APELANTE: TIAGO MACHADO JARDIM (ACUSADO) E OUTRO ADVOGADO: FERNANDO ALFREDO SIQUEIRA TEIXEIRA (OAB SC044772) APELADO: MINISTÉRIO PÚBLICO DO ESTADO DE SANTA CATARINA (AUTOR)

RELATÓRIO

Na comarca de Joinville, o órgão do Ministério Público ofereceu denúncia em face de Tiago Machado Jardim, Rafael Machado Jardim e Maria Cristina Dias Machado Jardim, imputando-lhes a prática do delito capitulado no art. 2º, II, da Lei n. 8.137/90, por 6 (seis) vezes, na forma do art. 71 do Código Penal, pois, segundo consta na inicial:

Os denunciados, na condição de sócios-administradores de "NUCLEOMASTER MONTAGEM DE ELETRÔNICOS LTDA. ME", CNPJ n. 10.844.557/0001-62 e Inscrição Estadual n. 25.635.201-1, estabelecida na Avenida Almirante Jaceguay, n. 1500, Bairro Costa e Silva, em Joinville, deixaram de efetuar, no prazo legal, o recolhimento de R$ 83.276,61 (oitenta e três mil duzentos e setenta e seis reais e sessenta e um centavos) a título de Imposto sobre Circulação de Mercadorias e Serviços - ICMS cobrado de consumidores, locupletando-se ilicitamente mediante este tipo de apropriação de valores em prejuízo ao estado de Santo Catarina, conforme declarado pelo sujeito passivo da obrigação em DIMEs (Declarações do ICMS e do Movimento Econômico) dos meses de janeiro, fevereiro, março, abril, maio e junho de 2018, documentos geradores da Dívida Ativa n. 19044006285, inscrita em 04/07/2019 (Evento 1, DENUNCIA2, autos originários - com grifos).
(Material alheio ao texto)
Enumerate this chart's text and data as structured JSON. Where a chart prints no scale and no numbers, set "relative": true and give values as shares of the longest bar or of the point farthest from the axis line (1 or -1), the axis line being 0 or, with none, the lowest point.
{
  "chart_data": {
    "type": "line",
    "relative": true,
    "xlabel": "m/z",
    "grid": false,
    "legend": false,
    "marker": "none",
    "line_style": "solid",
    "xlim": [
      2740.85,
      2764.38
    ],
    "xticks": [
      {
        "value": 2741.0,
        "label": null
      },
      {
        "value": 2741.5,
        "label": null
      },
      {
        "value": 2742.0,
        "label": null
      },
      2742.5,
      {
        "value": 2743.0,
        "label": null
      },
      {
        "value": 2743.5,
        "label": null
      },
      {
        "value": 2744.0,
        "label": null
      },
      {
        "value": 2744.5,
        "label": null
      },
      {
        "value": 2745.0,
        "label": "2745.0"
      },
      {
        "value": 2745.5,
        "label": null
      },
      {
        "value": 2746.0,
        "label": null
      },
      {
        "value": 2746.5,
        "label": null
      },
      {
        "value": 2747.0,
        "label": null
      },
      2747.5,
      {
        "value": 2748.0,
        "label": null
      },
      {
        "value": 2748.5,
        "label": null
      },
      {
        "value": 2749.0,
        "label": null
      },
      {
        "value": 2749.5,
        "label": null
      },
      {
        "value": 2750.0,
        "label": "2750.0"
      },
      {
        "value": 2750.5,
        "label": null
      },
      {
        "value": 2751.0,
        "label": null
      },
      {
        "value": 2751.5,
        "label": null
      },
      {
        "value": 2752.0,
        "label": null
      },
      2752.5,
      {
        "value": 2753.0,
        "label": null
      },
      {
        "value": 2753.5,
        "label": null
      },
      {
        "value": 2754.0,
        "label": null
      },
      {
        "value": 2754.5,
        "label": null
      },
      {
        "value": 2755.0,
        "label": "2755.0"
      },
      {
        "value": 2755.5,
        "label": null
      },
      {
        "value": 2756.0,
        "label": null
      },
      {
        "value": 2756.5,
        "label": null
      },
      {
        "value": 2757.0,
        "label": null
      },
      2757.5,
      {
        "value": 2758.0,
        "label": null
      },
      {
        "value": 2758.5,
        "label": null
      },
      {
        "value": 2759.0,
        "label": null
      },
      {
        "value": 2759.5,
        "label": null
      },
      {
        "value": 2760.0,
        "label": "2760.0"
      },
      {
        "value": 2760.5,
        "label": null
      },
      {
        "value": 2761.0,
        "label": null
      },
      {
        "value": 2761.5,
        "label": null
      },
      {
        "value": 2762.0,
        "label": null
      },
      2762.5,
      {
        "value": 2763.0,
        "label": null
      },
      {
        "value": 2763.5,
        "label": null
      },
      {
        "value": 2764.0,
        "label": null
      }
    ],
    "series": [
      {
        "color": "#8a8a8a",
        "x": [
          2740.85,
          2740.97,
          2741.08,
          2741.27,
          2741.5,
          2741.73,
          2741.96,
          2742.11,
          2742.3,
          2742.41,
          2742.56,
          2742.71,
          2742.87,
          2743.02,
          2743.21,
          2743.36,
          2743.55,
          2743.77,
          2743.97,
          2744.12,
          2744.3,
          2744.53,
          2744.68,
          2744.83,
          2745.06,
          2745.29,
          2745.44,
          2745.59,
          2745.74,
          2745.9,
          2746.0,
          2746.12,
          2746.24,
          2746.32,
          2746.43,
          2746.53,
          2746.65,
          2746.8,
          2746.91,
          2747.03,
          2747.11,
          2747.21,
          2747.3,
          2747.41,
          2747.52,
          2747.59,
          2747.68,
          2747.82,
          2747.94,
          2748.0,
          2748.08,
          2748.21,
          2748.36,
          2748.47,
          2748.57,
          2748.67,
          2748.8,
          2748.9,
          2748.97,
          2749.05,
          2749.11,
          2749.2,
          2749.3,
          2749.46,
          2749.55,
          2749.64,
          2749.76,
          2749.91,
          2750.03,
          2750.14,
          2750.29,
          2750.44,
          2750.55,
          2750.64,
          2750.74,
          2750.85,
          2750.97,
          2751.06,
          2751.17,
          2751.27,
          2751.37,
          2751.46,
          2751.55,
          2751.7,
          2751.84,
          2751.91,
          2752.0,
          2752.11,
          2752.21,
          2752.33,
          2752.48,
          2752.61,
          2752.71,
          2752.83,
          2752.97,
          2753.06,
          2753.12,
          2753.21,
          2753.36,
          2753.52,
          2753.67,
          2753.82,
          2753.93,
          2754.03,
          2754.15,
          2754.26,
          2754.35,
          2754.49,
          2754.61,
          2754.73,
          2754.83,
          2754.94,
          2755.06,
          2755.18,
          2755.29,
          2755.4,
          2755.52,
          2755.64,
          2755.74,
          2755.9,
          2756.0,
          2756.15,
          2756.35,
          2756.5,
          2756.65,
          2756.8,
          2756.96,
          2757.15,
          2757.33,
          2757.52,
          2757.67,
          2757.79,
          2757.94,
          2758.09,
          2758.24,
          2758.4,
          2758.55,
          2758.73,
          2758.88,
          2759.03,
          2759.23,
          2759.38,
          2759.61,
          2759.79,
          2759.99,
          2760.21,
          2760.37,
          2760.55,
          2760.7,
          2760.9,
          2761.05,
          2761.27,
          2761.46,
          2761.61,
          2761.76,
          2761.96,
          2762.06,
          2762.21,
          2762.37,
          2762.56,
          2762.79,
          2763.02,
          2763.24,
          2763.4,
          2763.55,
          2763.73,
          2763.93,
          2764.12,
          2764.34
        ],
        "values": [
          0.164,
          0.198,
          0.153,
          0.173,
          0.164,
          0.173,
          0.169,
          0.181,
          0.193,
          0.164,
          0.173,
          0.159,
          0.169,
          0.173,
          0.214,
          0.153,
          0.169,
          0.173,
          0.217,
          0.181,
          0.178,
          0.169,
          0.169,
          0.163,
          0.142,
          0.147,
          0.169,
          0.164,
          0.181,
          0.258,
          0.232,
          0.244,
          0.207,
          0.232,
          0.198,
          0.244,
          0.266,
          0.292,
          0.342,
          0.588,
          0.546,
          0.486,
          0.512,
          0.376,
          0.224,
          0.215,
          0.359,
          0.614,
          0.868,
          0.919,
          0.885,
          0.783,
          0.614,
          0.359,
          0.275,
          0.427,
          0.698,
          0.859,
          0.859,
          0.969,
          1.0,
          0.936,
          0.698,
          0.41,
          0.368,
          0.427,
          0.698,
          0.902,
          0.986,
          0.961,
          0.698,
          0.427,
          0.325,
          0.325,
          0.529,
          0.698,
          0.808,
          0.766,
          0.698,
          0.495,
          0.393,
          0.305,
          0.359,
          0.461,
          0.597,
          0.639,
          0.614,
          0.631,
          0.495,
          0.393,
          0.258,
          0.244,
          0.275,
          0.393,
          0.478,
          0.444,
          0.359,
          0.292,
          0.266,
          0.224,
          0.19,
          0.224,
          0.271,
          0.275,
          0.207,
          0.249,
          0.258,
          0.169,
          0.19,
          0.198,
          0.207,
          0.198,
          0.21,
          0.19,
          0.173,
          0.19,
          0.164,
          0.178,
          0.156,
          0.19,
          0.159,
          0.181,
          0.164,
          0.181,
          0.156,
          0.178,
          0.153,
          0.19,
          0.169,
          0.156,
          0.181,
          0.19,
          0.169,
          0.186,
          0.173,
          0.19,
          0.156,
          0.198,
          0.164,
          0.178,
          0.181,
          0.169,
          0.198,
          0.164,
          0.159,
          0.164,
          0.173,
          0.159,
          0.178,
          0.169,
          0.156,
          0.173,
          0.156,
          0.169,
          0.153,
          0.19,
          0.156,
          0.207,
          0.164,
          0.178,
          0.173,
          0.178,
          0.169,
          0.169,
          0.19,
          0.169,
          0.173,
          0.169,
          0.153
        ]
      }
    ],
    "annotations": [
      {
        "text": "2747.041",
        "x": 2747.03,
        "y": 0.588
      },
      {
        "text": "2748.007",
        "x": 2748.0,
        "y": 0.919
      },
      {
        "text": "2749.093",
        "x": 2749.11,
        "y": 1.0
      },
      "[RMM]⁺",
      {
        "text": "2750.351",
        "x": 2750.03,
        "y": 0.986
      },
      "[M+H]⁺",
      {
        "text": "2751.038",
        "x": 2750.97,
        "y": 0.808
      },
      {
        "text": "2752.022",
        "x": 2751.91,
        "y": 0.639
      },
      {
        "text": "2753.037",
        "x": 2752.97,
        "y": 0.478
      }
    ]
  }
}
O feito foi suspenso e cindido em relação ao denunciado Rafael Machado Jardim, na forma do art. 366 do Código de Processo Penal (Evento 60, DESPADEC1, autos originários).

Finalizada a instrução, o Magistrado a quo julgou procedentes os pedidos formulados na denúncia, para condenar Tiago Machado Jardim e Maria Cristina Dias Machado Jardim, cada qual, ao cumprimento da pena privativa de liberdade de 10 (dez) meses de detenção, em regime inicial aberto, além do pagamento de 16 (dezesseis) dias-multa, fixados no mínimo legal, substituída a sanção corporal por prestação de serviços à comunidade, pelo mesmo prazo da pena privativa, em uma hora de tarefa por dia de condenação, pela prática do crime previsto no art. 2º, II, da Lei n. 8.137/90, por 6 (seis) vezes, em continuidade delitiva (Evento 141, SENT1, autos originários).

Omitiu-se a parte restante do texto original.